Une équipe de physiciens de l’Université Harvard, menée par le docteur Lene Hau, est parvenue à arrêter la lumière, « l’éteindre », la transporter sur une distance d’une centaine de microns, puis la « rallumer ». Albert Einstein avait dit que la lumière ne pouvait aller plus vite que 300 000 km/s dans le vide… mais il n’avait jamais dit qu’elle ne pouvait pas être ralentie.
En 1998, l’équipe de Lene Hau était parvenue à ralentir la lumière à une vitesse d’environ 17 m/s. Deux ans plutôt, elle parvenait l’arrêter complètement à l’intérieur d’un amas de matière à très basse température appelé condensat de Bose-Einstein. Maintenant, un autre tour de force est réalisé alors que les chercheurs sont parvenus à transporter la lumière « éteinte » sur une distance significative au niveau atomique.
Les résultats de leurs travaux, présentés dans la prestigieux revue Nature, sont également décrits sur le site du groupe de recherche. Le principe de remote revival consiste à faire passer un pulse lumineux dans un nuage d’atomes de sodium à des températures de l’ordre du nanokelvin, convertissant l’onde lumineuse en onde de matière transportant la même information mais voyageant à l’agréable vitesse de 200 m/h. L’onde de matière se propage dans l’espace et rencontre un second condensat indépendant, 160 microns plus loin, où elle est se retransforme en onde lumineuse, avec la même fréquence que l’onde originale.
Les applications possibles de cette découverte sont nombreuses, bien qu’il ne faut pas s’attendre à voir ce principe envahir les marchés d’ici peu.

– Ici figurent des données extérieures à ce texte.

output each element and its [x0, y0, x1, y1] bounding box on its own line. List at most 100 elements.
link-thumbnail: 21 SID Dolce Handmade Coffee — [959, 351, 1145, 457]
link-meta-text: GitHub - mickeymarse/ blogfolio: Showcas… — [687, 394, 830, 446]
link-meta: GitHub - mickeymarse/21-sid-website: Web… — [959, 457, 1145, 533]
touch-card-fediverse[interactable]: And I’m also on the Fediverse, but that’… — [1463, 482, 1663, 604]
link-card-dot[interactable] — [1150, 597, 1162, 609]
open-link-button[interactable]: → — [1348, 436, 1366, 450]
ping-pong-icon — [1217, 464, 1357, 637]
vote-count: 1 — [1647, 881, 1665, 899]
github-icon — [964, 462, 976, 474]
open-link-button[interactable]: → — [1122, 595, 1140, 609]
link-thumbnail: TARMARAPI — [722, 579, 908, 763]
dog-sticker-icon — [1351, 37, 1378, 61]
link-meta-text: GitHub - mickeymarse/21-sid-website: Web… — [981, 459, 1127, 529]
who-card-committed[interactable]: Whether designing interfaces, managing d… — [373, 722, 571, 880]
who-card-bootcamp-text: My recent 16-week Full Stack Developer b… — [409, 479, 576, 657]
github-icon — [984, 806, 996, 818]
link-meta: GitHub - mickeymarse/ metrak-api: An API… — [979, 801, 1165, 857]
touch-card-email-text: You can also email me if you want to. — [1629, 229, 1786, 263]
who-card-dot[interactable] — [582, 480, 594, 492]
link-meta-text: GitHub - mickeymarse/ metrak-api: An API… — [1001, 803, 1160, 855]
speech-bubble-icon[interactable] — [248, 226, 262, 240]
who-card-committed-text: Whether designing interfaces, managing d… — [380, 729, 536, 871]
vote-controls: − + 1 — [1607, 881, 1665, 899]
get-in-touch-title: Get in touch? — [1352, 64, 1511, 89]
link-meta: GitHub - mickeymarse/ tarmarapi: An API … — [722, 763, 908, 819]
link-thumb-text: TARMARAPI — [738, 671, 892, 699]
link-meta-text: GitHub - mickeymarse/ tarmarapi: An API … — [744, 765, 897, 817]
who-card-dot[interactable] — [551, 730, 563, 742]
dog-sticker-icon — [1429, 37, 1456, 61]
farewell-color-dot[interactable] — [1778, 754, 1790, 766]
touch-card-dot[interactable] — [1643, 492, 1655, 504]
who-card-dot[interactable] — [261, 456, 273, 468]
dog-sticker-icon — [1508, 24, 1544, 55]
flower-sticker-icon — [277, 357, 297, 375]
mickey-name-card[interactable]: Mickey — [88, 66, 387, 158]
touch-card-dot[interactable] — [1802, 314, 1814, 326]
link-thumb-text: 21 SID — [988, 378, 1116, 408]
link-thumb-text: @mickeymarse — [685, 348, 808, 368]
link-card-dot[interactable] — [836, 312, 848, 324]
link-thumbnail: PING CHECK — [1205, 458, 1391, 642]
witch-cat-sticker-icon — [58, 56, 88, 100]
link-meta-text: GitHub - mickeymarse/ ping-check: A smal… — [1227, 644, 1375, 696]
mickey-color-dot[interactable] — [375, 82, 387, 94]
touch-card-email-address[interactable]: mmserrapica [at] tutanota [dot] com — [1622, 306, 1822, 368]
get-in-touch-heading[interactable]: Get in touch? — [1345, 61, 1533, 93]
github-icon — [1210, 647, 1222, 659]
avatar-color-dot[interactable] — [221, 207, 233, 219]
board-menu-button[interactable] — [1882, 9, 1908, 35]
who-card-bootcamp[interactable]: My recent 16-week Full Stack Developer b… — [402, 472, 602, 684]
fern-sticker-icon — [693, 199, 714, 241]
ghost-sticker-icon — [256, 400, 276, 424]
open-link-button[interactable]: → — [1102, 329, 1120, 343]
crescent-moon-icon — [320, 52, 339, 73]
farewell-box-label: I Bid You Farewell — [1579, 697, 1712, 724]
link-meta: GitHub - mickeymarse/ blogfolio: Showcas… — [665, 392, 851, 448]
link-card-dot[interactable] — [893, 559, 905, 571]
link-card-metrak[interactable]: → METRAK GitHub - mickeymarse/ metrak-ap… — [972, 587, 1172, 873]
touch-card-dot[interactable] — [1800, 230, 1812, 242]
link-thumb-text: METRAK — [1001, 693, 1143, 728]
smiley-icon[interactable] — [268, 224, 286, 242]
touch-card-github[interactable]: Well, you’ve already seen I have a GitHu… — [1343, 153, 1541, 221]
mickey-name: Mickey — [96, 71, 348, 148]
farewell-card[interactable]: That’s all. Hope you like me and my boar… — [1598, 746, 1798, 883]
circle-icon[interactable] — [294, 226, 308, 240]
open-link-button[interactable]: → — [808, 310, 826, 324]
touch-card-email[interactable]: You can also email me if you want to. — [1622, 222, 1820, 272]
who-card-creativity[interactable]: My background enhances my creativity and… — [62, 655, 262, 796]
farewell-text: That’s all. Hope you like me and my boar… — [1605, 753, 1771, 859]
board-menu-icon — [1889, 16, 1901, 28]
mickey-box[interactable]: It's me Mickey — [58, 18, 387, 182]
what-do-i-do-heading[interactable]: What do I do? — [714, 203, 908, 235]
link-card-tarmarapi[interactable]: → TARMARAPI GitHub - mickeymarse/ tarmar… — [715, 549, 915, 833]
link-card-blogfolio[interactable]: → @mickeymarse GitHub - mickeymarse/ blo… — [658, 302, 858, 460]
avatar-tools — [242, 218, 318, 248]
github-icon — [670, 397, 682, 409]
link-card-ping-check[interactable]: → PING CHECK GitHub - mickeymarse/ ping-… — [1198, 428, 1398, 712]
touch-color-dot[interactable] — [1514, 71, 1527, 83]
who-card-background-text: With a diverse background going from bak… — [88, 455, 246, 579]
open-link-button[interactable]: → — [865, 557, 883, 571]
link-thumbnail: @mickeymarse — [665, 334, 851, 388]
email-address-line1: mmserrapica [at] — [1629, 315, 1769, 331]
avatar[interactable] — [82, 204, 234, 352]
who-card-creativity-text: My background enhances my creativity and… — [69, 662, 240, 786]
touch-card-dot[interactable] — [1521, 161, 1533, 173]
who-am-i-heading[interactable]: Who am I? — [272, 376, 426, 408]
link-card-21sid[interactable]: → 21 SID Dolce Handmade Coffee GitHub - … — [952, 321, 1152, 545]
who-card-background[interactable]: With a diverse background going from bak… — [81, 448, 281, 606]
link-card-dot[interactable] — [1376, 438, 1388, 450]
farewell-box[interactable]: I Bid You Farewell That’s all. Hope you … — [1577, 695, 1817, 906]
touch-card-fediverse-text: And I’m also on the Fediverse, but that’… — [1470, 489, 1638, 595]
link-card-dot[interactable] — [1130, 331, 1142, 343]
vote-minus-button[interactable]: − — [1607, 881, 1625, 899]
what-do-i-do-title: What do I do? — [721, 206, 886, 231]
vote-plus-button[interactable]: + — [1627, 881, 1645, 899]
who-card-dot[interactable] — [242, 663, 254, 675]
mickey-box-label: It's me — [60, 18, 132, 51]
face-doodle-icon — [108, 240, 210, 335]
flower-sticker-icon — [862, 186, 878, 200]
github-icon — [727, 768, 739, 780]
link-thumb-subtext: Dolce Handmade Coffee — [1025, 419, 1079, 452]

Avec la possibilité de transformer l’information lumineuse en information véhiculée par la matière, il sera possible d’emprisonner cette information, potentiellement pour plusieurs minutes, et de changer sa forme comme bon nous semble. Cette forme de contrôle quantique pourra également avoir des applications dans les domaines de la cryptographie quantique ou du traitement quantique de l’information (par exemple, pour les ordinateurs quantiques).